First, there’s such an disconnect between what the government defines as financial hardship with what people actually experience that there’s no reason to believe that ACA subsidies will ever be adequate to make private insurance affordable.
Second, Medicaid recipients are very much at the mercy of their state governments. Booting people off Medicare (i.e. raising the eligibility age) is throwing millions of Americans to the winds.
Third, do you know how hard it is in many areas to find a good doctor who accepts new patients on Medicaid or Medicare?
Let’s see if your logic holds up in another scenario: let’s have a deal that raises taxes but that reduces spending by raising the age at which children enter public school to seven. For those families who can’t afford private education, we’ll give them subsidies.
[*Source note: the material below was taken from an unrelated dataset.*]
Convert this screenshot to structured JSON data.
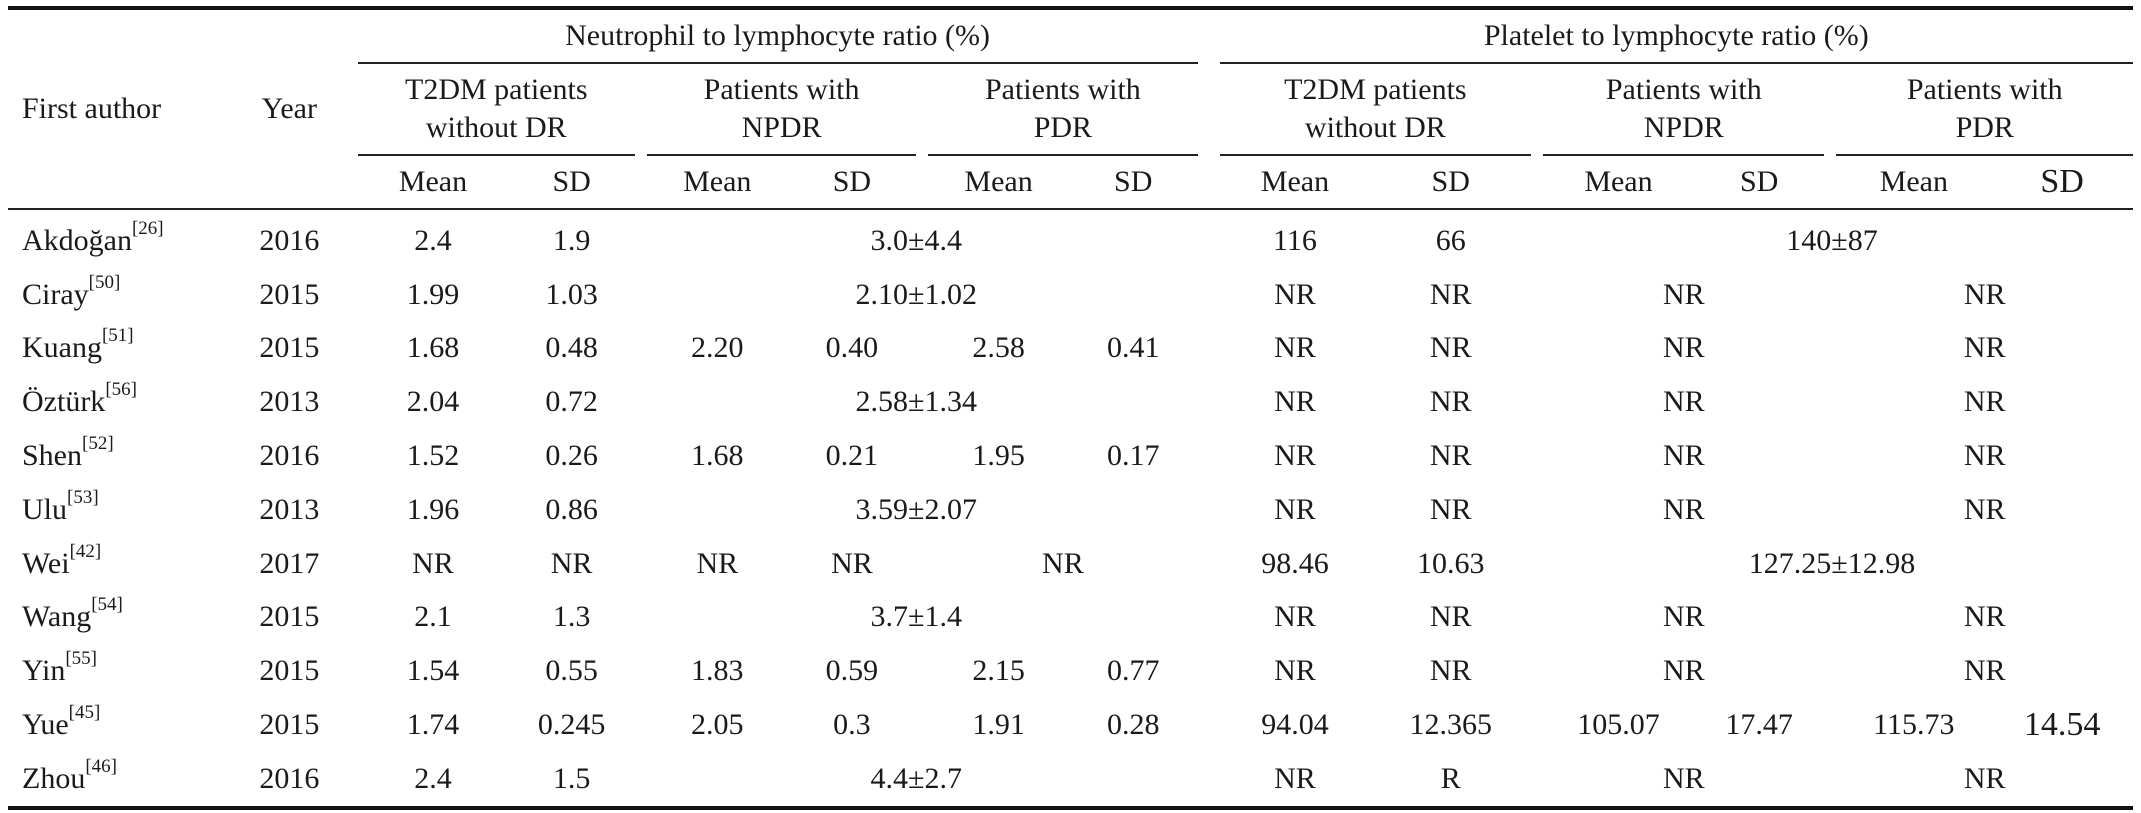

“But I have also always maintained that the compromise won’t necessarily be all that painful. “
Kind of reminds me of the old joke that minor surgery is surgery being performed on someone else.
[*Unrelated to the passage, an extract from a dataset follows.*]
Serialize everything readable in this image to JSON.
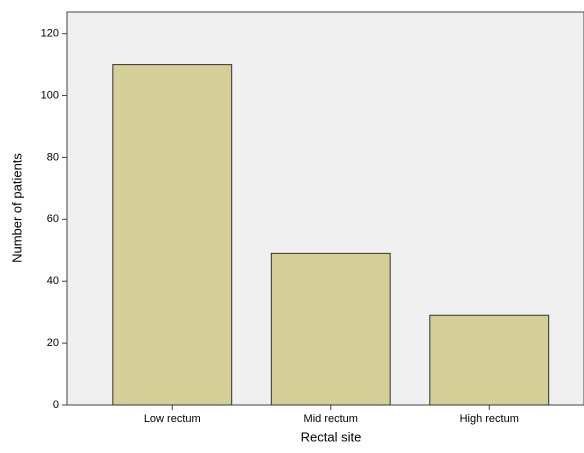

In this case it would appear to be your readers, well, at least those that buy into the innocuousness argument you’re making here.
http://www.washingtonpost.com/blogs/plum-line/wp/2012/12/11/raising-medicare-age-could-leave-hundred
s-of-thousands-uninsured/
http://www.washingtonpost.com/blogs/wonkblog/wp/2012/12/03/raising-medicares-age-saves-feds-5-7-bill
ion-costs-you-11-4-billion/?wprss=rss_ezra-klein
and of course, that doesn’t even cover the many and varied reason why considering it before other options is unjust.
http://americablog.com/2012/12/cut-medicare-republican-tax-cuts-iraq.html
Judge it in its “totality” indeed. Wouldn’t that include consideration of the reasons why we’re in this position to begin with.
Gee, I’ve “known for a long time now”, and I didn’t need John Edwards to make his “Two America’s” case to know, that this has all been by design and has been a part of the class warfare launched by Saint Raygun decades ago. That’s the “political reality” to be judged “in its totality”.
Quite frankly I think you “thinkers” are doing your “thinking” in a very fragmented fashion, at least in the way you evaluate things in isolation from one another, which blinds you to the big picture and the potential ramifications of what you propose. For example, if BHO succeeeds in raising the retirement age, I’d suggest we’re talking about a great deal of public outrage resulting in the further and significant erosion in the already waning trust in government many already have, particularly in regards to who they are working for.
This won’t be seen as the product of brains arguing with the brainless, but rather just another concrete example of the good cop/bad cop, faux duopoly, janus-like condition DC has fallen into since the fascist/corporatist-lite days of Bill Clinton, that I’ve argued “for a long time” now it is.
Support all the capitulation you want, but I’d suggest you’re gonna find yourself in the minority on the left side of the aisle. As those of us who have been paying attention know, this would be every bit as much the product of a long desired goal on the part of BHO as anything else, http://www.tinyrevolution.com/mt/archives/000867.html the current hostage-taking on the part of rightwingnuts is only providing cover for.
This is precisely why so many of us have difficulties with participation in politics — it’s ALWAYS the choice between the lesser of two evils.
“One advantage we have is that we know what we want and we have a much better understanding of the real world implications of various policy changes than the Republicans do.”
Sorry, I’m going to quibble with this. The people running the Republican Party have a very good idea of the real world consequences of their policies-they will make rich get richer and the hell with the rest. They are the party of the aristocracy. It’s the GOP base that has no understanding they are being used for that purpose.